How are things going with the communities you work with at the moment? Thank goodness, things seem to be ok with Kimberley (Australian) Aboriginal communities at least at the moment. They blocked the roads early and it’s been effective. But I remain terrified, as there are so many elderly people and the push to reopen would be devastating if it’s too soon. Or if someone catches it from a local hospital but is asymptomatic (I’m not sure how much testing is being done). “Social distancing” is impossible so once it’s there there will be no stopping it.
I’m a bit in touch with people who have social media in Daru and Port Moresby. Virus hasn’t reached New Guinea yet, but when it does it will be impossible to contain or treat. People in Limol village are aware of social distancing and washing hands, but lack the soap and the “stay-at-home” privilege.
The Mixteco community in Southern California has been very active in getting information out; the Mixteco Community Organizing Project and their multilingual radio station (Radio Indígena) is pretty amazing at outreach. Below is a collection of videos they’ve done, I for one find it kind of mindblowing. There are nine languages — a Zapotec variant, a Purépecha variant, and seven (!) Mixtec variants.

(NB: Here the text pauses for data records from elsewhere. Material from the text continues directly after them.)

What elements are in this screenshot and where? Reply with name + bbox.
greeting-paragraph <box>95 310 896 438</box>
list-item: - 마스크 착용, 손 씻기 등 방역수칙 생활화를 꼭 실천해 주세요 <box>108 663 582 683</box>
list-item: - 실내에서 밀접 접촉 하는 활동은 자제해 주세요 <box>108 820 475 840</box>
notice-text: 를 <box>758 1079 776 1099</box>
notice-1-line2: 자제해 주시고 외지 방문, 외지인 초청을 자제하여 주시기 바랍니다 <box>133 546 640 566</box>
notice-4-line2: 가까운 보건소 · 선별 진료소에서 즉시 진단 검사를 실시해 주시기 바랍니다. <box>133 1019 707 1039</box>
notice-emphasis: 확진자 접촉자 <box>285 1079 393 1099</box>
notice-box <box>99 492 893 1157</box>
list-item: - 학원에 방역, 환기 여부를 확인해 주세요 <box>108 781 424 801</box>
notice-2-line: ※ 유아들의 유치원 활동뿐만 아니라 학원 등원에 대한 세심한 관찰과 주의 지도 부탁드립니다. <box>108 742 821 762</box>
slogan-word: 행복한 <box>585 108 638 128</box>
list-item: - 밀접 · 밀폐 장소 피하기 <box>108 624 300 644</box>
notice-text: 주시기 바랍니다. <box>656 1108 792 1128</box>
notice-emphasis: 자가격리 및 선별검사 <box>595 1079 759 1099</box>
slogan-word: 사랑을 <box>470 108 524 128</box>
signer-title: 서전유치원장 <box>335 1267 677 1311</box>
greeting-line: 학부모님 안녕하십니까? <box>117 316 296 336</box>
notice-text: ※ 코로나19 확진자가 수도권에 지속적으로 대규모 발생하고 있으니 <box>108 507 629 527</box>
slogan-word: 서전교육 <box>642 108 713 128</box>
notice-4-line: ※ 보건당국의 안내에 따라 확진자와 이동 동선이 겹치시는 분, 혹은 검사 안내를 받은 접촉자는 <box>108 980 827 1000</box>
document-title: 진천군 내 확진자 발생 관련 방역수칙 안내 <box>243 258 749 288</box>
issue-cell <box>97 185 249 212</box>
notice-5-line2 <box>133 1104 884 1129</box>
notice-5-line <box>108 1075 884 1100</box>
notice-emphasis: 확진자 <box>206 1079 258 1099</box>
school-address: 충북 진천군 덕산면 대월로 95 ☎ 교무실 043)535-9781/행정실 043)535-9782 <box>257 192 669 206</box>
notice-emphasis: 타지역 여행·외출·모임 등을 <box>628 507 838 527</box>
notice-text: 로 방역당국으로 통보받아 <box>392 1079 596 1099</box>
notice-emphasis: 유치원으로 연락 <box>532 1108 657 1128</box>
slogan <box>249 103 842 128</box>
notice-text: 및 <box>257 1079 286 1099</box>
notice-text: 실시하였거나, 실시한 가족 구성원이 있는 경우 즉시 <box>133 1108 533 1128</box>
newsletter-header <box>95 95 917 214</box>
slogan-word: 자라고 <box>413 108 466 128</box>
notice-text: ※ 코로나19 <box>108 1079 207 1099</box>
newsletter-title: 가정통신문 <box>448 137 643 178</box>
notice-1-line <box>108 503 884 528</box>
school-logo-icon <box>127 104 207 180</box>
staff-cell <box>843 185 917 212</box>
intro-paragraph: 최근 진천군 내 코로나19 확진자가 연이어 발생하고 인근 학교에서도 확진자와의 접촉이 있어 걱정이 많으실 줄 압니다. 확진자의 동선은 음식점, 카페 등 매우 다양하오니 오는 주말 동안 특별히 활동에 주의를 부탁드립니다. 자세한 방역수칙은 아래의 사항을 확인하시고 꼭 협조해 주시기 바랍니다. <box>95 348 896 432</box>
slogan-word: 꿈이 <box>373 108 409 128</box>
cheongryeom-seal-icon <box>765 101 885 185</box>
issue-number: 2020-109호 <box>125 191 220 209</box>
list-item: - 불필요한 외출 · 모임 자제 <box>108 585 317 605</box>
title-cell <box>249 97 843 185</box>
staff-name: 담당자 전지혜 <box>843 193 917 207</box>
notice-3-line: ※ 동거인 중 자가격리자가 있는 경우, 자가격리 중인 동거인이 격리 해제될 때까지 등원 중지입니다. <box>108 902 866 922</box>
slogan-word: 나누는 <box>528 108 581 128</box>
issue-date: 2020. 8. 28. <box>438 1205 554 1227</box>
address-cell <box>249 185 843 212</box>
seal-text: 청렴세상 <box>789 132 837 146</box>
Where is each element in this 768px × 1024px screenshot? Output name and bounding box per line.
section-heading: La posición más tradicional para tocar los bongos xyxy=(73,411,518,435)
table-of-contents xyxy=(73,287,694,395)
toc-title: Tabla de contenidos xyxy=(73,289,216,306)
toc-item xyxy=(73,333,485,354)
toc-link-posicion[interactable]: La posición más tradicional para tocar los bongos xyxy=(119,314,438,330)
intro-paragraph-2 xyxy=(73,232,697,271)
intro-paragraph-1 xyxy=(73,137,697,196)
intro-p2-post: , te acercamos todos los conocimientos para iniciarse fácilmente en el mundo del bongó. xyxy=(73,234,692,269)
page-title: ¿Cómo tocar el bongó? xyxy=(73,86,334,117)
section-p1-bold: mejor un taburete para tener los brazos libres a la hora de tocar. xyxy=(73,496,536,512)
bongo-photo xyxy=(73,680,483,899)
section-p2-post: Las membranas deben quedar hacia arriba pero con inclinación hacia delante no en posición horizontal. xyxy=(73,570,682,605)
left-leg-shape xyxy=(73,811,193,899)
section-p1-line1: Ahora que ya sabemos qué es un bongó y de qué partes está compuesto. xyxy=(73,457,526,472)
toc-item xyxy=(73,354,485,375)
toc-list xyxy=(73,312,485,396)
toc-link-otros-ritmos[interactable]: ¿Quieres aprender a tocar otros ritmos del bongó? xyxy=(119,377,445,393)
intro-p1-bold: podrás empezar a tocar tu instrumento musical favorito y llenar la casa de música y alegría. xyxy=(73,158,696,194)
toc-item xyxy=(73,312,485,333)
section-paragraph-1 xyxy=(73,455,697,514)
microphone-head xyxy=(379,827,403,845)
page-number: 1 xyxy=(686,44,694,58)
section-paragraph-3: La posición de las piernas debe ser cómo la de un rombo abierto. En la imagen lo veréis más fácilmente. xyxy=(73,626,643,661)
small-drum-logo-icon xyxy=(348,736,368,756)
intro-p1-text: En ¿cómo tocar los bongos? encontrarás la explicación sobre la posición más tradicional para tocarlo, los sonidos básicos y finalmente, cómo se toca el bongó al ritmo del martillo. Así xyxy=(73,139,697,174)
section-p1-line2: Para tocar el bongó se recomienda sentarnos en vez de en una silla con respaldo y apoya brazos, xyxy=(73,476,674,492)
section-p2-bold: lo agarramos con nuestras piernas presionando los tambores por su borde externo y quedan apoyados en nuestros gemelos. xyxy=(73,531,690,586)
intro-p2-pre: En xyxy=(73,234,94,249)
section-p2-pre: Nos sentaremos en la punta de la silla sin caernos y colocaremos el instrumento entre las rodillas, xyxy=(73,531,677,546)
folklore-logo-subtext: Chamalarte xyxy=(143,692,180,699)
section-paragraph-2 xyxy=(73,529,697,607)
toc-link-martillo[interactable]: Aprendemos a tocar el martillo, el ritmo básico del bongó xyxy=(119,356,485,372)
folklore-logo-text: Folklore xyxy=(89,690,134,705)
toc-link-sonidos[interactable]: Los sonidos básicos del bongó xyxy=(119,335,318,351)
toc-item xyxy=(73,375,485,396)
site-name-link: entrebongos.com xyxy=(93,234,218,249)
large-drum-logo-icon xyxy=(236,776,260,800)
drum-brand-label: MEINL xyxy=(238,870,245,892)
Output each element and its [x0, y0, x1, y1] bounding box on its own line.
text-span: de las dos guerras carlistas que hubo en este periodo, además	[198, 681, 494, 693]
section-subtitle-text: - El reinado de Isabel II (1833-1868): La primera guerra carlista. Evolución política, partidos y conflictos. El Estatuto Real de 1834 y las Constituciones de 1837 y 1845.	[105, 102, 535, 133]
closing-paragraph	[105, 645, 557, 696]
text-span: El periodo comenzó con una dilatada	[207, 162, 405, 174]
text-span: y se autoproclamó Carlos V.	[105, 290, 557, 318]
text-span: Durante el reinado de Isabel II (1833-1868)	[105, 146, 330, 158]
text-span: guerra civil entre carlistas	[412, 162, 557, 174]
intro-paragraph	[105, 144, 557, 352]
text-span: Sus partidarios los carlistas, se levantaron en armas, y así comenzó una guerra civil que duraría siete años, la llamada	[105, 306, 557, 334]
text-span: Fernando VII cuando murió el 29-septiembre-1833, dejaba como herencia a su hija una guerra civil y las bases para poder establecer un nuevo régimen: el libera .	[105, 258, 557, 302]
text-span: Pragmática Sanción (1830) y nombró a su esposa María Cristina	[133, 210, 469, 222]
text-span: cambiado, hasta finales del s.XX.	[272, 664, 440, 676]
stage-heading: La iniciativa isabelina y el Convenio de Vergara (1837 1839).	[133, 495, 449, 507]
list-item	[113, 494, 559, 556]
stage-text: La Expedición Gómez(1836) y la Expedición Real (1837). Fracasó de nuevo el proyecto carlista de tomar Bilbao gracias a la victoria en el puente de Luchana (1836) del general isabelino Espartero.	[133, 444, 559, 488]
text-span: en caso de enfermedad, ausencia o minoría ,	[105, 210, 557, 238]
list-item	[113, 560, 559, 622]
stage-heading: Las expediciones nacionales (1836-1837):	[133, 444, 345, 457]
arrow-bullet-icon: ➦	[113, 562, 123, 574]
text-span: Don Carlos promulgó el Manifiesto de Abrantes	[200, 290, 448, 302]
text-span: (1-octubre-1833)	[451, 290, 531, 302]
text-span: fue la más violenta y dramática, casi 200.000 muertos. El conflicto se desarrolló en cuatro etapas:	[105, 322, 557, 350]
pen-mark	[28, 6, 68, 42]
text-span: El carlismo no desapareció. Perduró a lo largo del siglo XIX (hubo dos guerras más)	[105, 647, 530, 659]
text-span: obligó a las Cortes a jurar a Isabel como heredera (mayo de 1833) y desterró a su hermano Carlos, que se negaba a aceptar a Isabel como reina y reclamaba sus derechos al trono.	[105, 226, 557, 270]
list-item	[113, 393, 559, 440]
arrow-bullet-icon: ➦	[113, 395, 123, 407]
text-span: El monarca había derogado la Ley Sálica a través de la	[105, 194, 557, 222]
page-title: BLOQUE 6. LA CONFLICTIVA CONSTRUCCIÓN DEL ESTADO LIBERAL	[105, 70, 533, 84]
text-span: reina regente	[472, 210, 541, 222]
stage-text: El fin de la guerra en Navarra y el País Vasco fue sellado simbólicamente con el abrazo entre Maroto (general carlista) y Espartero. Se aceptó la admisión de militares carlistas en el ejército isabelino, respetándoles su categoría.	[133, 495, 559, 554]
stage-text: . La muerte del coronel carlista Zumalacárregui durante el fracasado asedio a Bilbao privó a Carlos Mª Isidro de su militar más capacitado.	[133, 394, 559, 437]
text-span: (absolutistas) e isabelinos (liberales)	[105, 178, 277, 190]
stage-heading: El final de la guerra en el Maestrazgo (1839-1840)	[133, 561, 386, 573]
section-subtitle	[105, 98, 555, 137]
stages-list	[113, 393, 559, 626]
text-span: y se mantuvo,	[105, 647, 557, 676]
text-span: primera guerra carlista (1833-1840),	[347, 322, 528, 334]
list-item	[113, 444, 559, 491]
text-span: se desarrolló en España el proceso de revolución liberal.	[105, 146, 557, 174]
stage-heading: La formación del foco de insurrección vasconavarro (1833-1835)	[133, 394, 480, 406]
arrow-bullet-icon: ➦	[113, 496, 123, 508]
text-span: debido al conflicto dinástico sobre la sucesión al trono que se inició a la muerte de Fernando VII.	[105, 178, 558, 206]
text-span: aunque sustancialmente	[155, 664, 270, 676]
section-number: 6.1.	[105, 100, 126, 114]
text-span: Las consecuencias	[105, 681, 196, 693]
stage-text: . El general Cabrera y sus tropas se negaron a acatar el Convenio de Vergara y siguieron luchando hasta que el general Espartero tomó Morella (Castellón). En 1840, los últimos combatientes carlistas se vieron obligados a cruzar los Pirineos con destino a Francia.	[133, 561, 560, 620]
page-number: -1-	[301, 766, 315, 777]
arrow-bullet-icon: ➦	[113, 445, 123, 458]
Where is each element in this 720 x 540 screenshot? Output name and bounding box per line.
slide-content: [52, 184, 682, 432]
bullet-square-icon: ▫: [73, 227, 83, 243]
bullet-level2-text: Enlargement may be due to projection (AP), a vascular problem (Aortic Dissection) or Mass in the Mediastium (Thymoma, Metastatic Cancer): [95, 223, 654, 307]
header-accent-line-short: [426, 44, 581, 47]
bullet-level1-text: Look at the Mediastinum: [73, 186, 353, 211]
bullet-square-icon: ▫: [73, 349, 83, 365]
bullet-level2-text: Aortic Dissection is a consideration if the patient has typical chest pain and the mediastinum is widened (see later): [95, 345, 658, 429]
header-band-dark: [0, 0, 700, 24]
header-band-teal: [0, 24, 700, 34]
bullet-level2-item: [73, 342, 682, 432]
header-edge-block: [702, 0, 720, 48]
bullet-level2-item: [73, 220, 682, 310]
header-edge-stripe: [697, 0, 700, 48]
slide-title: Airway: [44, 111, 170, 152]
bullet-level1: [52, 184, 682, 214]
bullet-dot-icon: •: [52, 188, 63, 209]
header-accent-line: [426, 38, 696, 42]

http://mixteco.org/radio/covid-19-resources-in-indigenous-languages-from-southern-mexico/
click for full list
1. Español 2. Purépecha de Turícuaro 9. Zapoteco de San José Lachiguirí 3. Tu'un Savi Guadalupe Nundaca 4. Tu'un Savi de San Juan Piñas 5. Tu'un Savi de San Martín Peras 6. Tu’un Savi de San Juan Cahuayaxi 7. Tu’un Savi de San Martín Peras 8. T’u’un Savi de San Francisco Higos(“Tu’un Savi” is ‘Mixtec’ in Mixtec.)
Still, from what I’ve read and heard the immigrant communities on the US west coast are facing significant hardships. There are severe shortages of PPE for farmworkers, but they are essential workers.
(I wish I knew how successfully these outreach materials are (or aren’t) reaching their intended audiences. I find the page itself rather difficult to navigate — the names of the languages are obscured in the YouTube embeds, for instance. But it is also possible that the materials would be exchanged through more direct methods — Facebook chat, texting, etc.)
#3, #8, and #6 should have a fairly high degree of mutual intelligibility. So there is that.
Where I’m at we’ve had a large number of cases but not very many deaths. We have a very good hospital so that is a plus. Many Mixtecs are undocumented and that does affect access to healthcare but our hospital is really good at applying for financial assistance for people, such as Alien Emergency Medical, and offering large (90%) discounts for people who don’t have financial resources. That’s the good news.
Down south where people are from, it is a scarier situation. There is one hospital in the region that is expected to serve … I dunno, 10,000 people? and it has, maybe, 10 ventilators. When coronavirus hits, it will be bad. There is a lot of malnutrition, parasitic infections, diabetes, and other chronic illnesses and people don’t have access to regular healthcare to manage those issues.
In Côte d’Ivoire there is a stay-at-home order that no one is following. In the highly urban areas, where the virus is spreading rapidly, people just don’t have a way to social distance, and in the rural areas people don’t see a need. In general people live in densely populated areas with community water/food sources, which makes it hard to social distance. In the Guébie villages specifically, people are worried about sustaining themselves, since the government blocked off the only road to the city, which has taken away their only source of income. As far as I know, the virus has not yet reached the Guébie community (thank goodness!) but people there are not faring well due to the road closure and lack of income/resources.